Treatment of brain swelling and raised intracranial pressure
- A body position with the head raised by around 30 degrees, to improve venous drainage from the brain.
- Sedation and analgesia, which reduce the brain’s metabolism and limit spikes in ICP caused by agitation, pain or coughing.
- Osmotic therapy, for example mannitol or hypertonic saline, to reduce brain swelling.
- Drainage of cerebrospinal fluid in patients who have a ventricular drain in place.
- Therapeutic hypothermia and barbiturates, considered in selected cases of resistant raised intracranial pressure.
- Decompressive craniectomy in situations where other methods fail.
General medical management in intensive care
- Early enteral feeding to limit catabolism and the risk of complications.
- Anticonvulsant prophylaxis during the first week after a severe TBI, usually using phenytoin or levetiracetam.
- Prevention of infection, aseptic care and early diagnosis of infection.
- Prevention of venous thromboembolism using mechanical methods and heparin, when the patient’s condition allows.
- Parallel treatment of any coexisting multi-organ injuries and systemic complications.
- Neuroprotective drug therapy has limited scope; one exception can be tranexamic acid used early in selected patients with haemorrhagic TBI, whereas steroids are contraindicated.
Acute treatment of TBI has three basic goals: to protect the brain from secondary injury, to stabilise the patient and to prepare them for further rehabilitation.
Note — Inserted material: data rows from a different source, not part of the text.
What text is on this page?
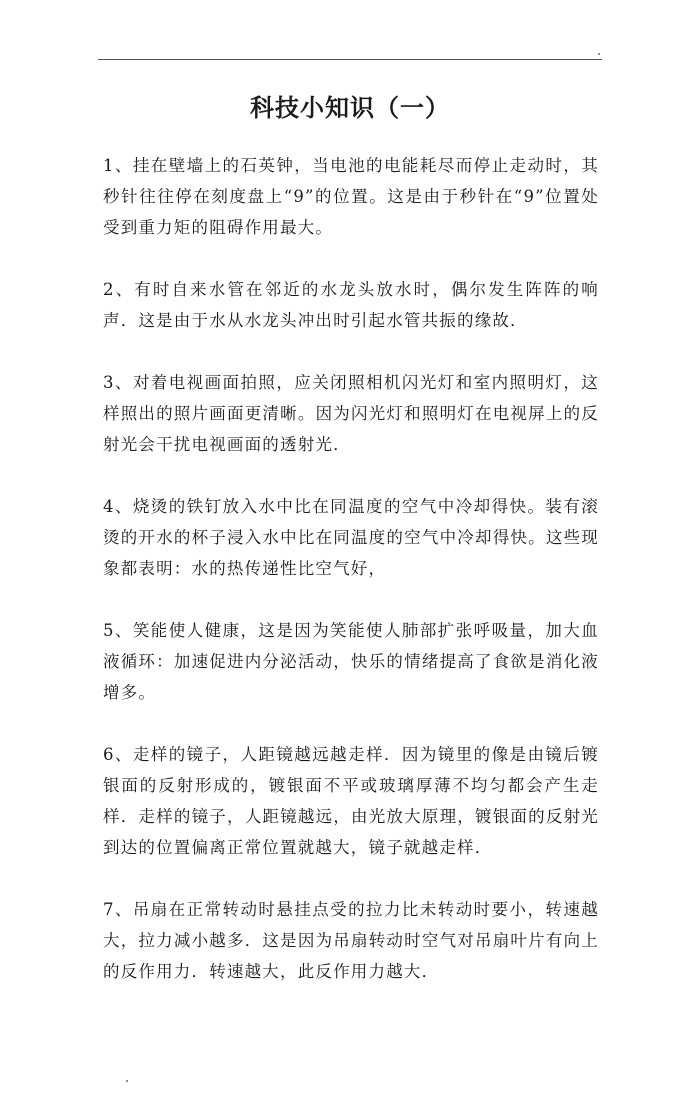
科技小知识（一）

1、挂在壁墙上的石英钟，当电池的电能耗尽而停止走动时，其秒针往往停在刻度盘上“9”的位置。这是由于秒针在“9”位置处受到重力矩的阻碍作用最大。

2、有时自来水管在邻近的水龙头放水时，偶尔发生阵阵的响声．这是由于水从水龙头冲出时引起水管共振的缘故．

3、对着电视画面拍照，应关闭照相机闪光灯和室内照明灯，这样照出的照片画面更清晰。因为闪光灯和照明灯在电视屏上的反射光会干扰电视画面的透射光．

4、烧烫的铁钉放入水中比在同温度的空气中冷却得快。装有滚烫的开水的杯子浸入水中比在同温度的空气中冷却得快。这些现象都表明：水的热传递性比空气好，

5、笑能使人健康，这是因为笑能使人肺部扩张呼吸量，加大血液循环：加速促进内分泌活动，快乐的情绪提高了食欲是消化液增多。

6、走样的镜子，人距镜越远越走样．因为镜里的像是由镜后镀银面的反射形成的，镀银面不平或玻璃厚薄不均匀都会产生走样．走样的镜子，人距镜越远，由光放大原理，镀银面的反射光到达的位置偏离正常位置就越大，镜子就越走样．

7、吊扇在正常转动时悬挂点受的拉力比未转动时要小，转速越大，拉力减小越多．这是因为吊扇转动时空气对吊扇叶片有向上的反作用力．转速越大，此反作用力越大．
The first days after the injury are critical, and the outcome of treatment depends both on the extent of the injury and on the quality of intensive medical care.
Rehabilitation after injury and post-hospital care
Rehabilitation begins as early as possible, often already in intensive care, where the first measures are put in place to prevent complications from immobility. Once stabilised, the patient is transferred to a neurological rehabilitation ward or a specialist post-injury programme.
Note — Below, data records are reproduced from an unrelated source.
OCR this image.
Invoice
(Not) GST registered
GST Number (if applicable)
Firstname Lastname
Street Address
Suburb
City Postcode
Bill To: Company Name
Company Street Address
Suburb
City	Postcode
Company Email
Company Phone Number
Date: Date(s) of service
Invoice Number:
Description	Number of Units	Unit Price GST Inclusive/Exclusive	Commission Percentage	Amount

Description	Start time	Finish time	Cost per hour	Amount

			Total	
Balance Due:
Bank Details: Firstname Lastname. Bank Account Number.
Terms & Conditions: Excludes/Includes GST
- Physical therapy: improving muscle strength, range of motion and coordination, together with therapy for gait and balance disorders, as well as preventing contractures and muscle wasting.
- Speech and swallowing therapy: working on speech, comprehension, language expression and safe swallowing, including specialist therapy for speech and dysphagia.
- Neuropsychology and cognitive training: exercising memory, attention and executive functions, and educating the family about behavioural and communication difficulties.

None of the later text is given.